In this Sept, 27, 1947 file photo, Muslim refugees crowd onto a train bound for Pakistan, as it leaves the New Delhi, India area.
Following India’s Independence, the major ones involving Hindus and Muslims began to take place within a decade of the assassination of Mahatma Gandhi, an event that brought peace to the Subcontinent and a temporary suspension to riots. Then came the religious violence of 1957 in Ramanathapuram; of 1961 in Jabalpur; of 1969 in Ahmedabad; of 1979 in Jamshedpur; of 1980 in Moradabad; of 1983 in Nellie, Assam; of 1984 in Bhiwandi; of 1985 in Gujarat; of 1987 in Meerut; of 1989 in Bhagalpur; of 2002 in Gujarat; of 2013 in Muzaffarnagar; of 2020 in Delhi; and of 2023 in Haryana, besides countless other skirmishes.
Simply put, India has had its fair share of extremely violent religiously motivated riots (including those against the Sikhs and also the Christians). Myriad reports have been commissioned and brought out to study the causes, consequences and the reparatory measures that need to be taken so as not to bleed the country any further. Notably, former Director General of Police in Uttar Pradesh, Vibhuti N. Rai, who has great experience working in riot-hit and insurgency-affected areas, has often reminded us: “No riot can last for more than 24 hours unless the state wants it to continue.” An author, Rai has meticulously analysed several riots in modern India. His logic applies to the ongoing ethnic clashes in India’s Northeastern state of Manipur, too.
The often-side-stepped aspect about the study of riots is its collateral damage. Those who had to flee their homes often live in ghettos. These ghettos naturally become spots where people get frequently harassed by the police. Marginalisation of communities contributes to further alienation of the survivors of riots. Their efforts to wriggle out of their vulnerable existence gets accentuated by systemic discrimination at the hands of likely employers, educational institutions and almost anyone in a position of authority. Those who blame ghettoization refuse to see the discrimination that communities face in finding housing in many cities of India. For instance, in Delhi, of more than 2000 registered housing societies, there are no Muslim occupants in 1300 of them. It is heartening to know that a group of peaceniks in Delhi have launched an outreach programme called #MereGharAakeToDekho (Visit My Home, Be My Guest) for bringing communities together. That is a good start, but it is hardly enough.
One needs to track the sources of hate peddling. The reason why communal strife is spreading is primarily thanks to a section of irresponsible and pliant media that loses no opportunity for driving a wedge between communities and to paint certain groups as villains in their pursuit of majoritarian designs. They amplify even whispers of hate into shouts. Again, it should not be forgotten that prospects of electoral gains also push politicians to keep any such rancour alive and kicking.

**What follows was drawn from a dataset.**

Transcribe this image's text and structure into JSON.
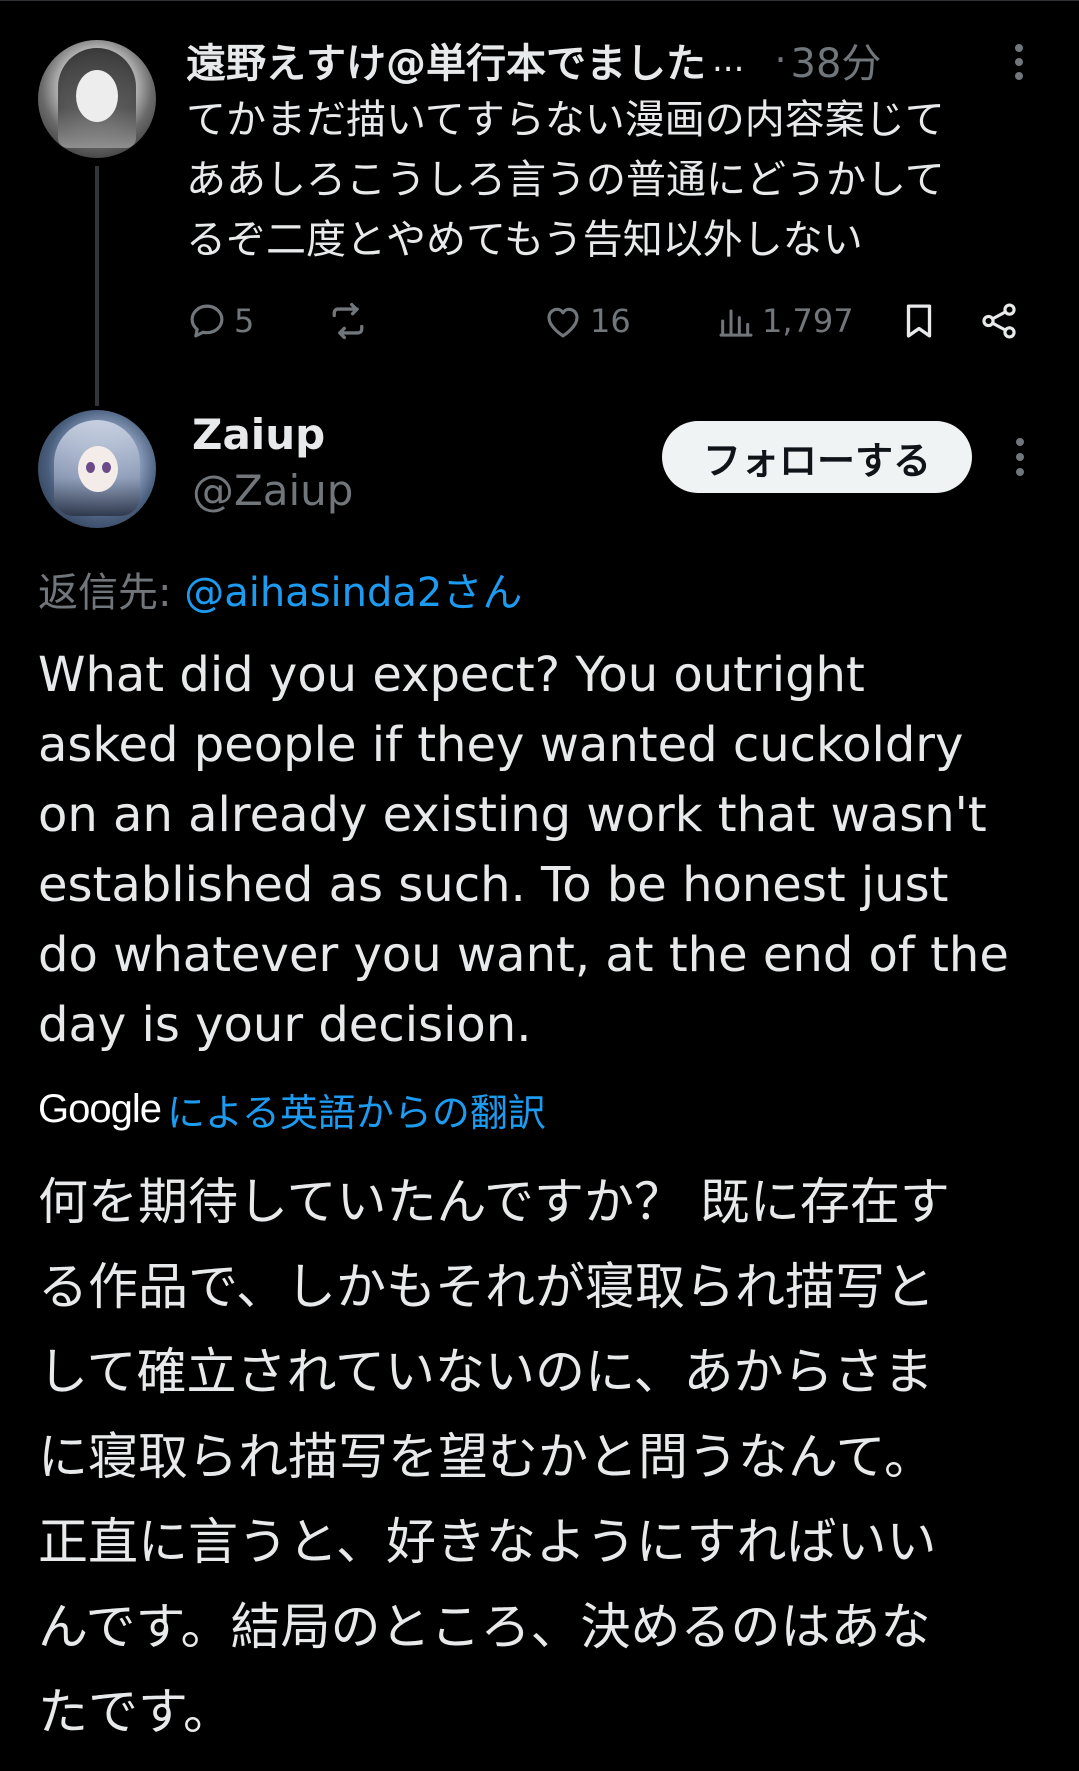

Sriya Iyer and Anand Shrivastava had noted in their 2015 academic paper, “Religious Riots and Electoral Politics in India”, that riots influence voter behaviour. They used data on Hindu-Muslims riots in India over decades to demonstrate a link between electoral politics and communal riots.
Layers of prejudice, by means of laws like the one in Gujarat that restricts the sale of property between Muslims and Hindus, deprive minority communities of a sense of belonging. That is a crime that deserves no pardon in a democracy.
For India to progress and grow at a fast clip as an economic and political superpower, it needs to get rid of its deep-seated, toxic internal animosities plaguing the system. It also means upholding justice and fairness. Time is ticking away, but it isn't too late yet.
Ullekh NP is a writer, journalist, and political commentator based in New Delhi. He is the executive editor of the newsweekly Open and author of three nonfiction books: War Room: The People, Tactics and Technology Behind Narendra Modi’s 2014 Win; The Untold Vajpayee: Politician and Paradox; and Kannur: Inside India’s Bloodiest Revenge Politics.